Jobs practiced between the ages of 30 and 65 influence several factors at the same time: how much you train your brain, what income you get, what social contacts you build, how much stress you accumulate.
“We spend most of the day at work, at least eight hours a day. That means a third of the time we are engaged in work, sometimes more. It is a large part of what keeps our brain busy, and therefore it will contribute significantly to the development of cognitive reserve,” said Naaheed Mukadam in an interview with the Washington Post.
What can you do if the job is not cognitively demanding enough?
What solutions are there for a person whose job involves repetitive tasks? The researchers' answer is that the cognitive reserve is built at any age, if we practice any of the activities that keep the mind awake.
First and foremost is continuous learning. “Education increases cognitive reserve, like training a muscle,” Mukadam said. People who read daily, who take classes to learn something new, such as a foreign language, have that essential element for the brain: the need to process new information.
Recreational activities that require concentration also have proven benefits. Research has shown that board games, chess, knitting, crocheting and other fine manual activities train attention, planning and hand-eye coordination. Volunteering brings a double win: it provides that personal purpose associated with better-preserved cognition in old age, and it develops the social circle at the same time.

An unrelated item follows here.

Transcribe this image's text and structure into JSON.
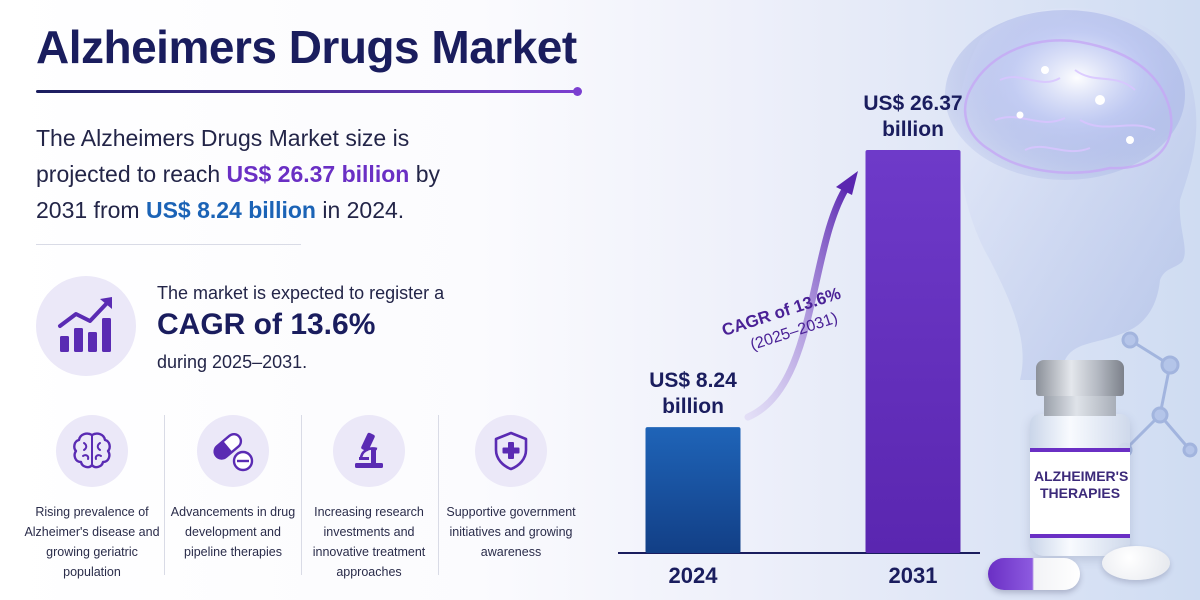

Social interactions are among the most important protective factors. Real conversations, close relationships, and weekly get-togethers with friends stimulate brain areas that otherwise atrophy in isolation. That is precisely why the years following retirement are a sensitive period.
And the conclusion of most researchers is not to rush to retire from the activity. “Retiring later can protect your cognitive health for longer,” added Hyun.